Let's say I have a router, that has public addresses P1 (5.5.5.1/24)
and P2 (5.5.5.2/24)
. All traffic goes through P1
, but if necessary, the host is reachable on P2
too. This looks like this and works fine:
> ip addr
...
1: eth1: <BROADCAST,MULTICAST,UP,LOWER_UP> mtu 1500 qdisc pfifo_fast state UP qlen 1000
link/ether aa:bb:cc:dd:ee:11 brd ff:ff:ff:ff:ff:ff
inet 5.5.5.1/24 brd 5.5.5.255 scope global eth1
inet 5.5.5.2/24 brd 5.5.5.255 scope global secondary eth1:p2
...
Now I want to use P2
as the source address, if I want to access the Google DNS service for example (8.8.8.8
). So I add a row in the routing table like:
> ip route add 8.8.8.8 via 5.5.5.254 dev eth1 src 5.5.5.2
> ip route
...
default via 5.5.5.254 dev eth1
5.5.5.0/24 dev eth1 proto kernel scope link src 5.5.5.1
8.8.8.8 via 5.5.5.254 dev eth1 src 5.5.5.2
...
But this does not work.

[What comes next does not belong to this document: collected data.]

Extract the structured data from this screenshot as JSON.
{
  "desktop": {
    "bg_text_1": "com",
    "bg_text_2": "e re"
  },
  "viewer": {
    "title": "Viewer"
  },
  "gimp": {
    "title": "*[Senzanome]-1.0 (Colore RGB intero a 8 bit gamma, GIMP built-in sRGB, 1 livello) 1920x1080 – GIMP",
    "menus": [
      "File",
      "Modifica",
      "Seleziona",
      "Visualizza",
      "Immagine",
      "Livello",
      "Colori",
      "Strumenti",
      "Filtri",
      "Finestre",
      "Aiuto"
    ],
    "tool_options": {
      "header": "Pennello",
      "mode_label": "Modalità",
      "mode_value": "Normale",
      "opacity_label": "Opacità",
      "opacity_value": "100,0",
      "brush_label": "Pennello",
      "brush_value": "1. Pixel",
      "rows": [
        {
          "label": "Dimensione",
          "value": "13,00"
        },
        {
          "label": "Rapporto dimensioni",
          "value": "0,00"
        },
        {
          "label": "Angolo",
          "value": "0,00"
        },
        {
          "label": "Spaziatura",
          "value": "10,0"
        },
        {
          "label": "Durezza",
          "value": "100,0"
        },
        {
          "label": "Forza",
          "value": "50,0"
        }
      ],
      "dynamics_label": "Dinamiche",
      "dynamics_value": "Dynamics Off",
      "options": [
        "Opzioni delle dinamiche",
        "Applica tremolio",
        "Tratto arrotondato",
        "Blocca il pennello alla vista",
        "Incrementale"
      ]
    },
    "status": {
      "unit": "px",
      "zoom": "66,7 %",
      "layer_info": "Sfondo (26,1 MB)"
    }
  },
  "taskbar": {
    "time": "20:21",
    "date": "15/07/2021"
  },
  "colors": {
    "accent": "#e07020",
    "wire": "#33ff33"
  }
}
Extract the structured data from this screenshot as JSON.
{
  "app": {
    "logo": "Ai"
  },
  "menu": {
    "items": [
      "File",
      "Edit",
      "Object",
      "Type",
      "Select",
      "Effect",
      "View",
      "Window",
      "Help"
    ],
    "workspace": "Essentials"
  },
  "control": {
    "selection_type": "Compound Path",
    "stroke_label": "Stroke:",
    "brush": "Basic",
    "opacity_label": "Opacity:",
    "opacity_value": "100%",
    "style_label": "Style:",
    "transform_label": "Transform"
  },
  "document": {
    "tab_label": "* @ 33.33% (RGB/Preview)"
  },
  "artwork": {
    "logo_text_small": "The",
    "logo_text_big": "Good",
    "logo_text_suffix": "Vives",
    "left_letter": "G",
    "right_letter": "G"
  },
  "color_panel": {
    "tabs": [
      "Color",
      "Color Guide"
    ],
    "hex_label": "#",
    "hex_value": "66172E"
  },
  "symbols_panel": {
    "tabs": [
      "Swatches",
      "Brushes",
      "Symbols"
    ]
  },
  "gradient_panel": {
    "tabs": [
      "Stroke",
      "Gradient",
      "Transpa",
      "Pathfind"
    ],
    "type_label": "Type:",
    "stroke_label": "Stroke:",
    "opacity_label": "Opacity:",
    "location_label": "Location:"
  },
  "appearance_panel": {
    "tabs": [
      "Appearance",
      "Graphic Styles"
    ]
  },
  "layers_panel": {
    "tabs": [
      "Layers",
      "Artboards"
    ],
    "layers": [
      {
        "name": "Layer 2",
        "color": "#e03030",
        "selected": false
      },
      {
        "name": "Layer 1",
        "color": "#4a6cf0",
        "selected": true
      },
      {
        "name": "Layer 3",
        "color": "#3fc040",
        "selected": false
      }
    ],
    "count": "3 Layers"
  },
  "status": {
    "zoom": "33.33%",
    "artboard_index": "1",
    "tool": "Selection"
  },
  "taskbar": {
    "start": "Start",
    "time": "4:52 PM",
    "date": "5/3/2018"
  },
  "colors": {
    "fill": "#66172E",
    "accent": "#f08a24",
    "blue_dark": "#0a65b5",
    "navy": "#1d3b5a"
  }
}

If I ping 8.8.8.8
, the host still uses P1
as the source address, and does not use P2
at all for outgoing connections.
Am I doing it right? I guess not...
8.8.8.8
from the router works, but when hosts from internal network do the same, it does not work. I guess it is related to iptables and the NAT configuration. Anyway, the question stands.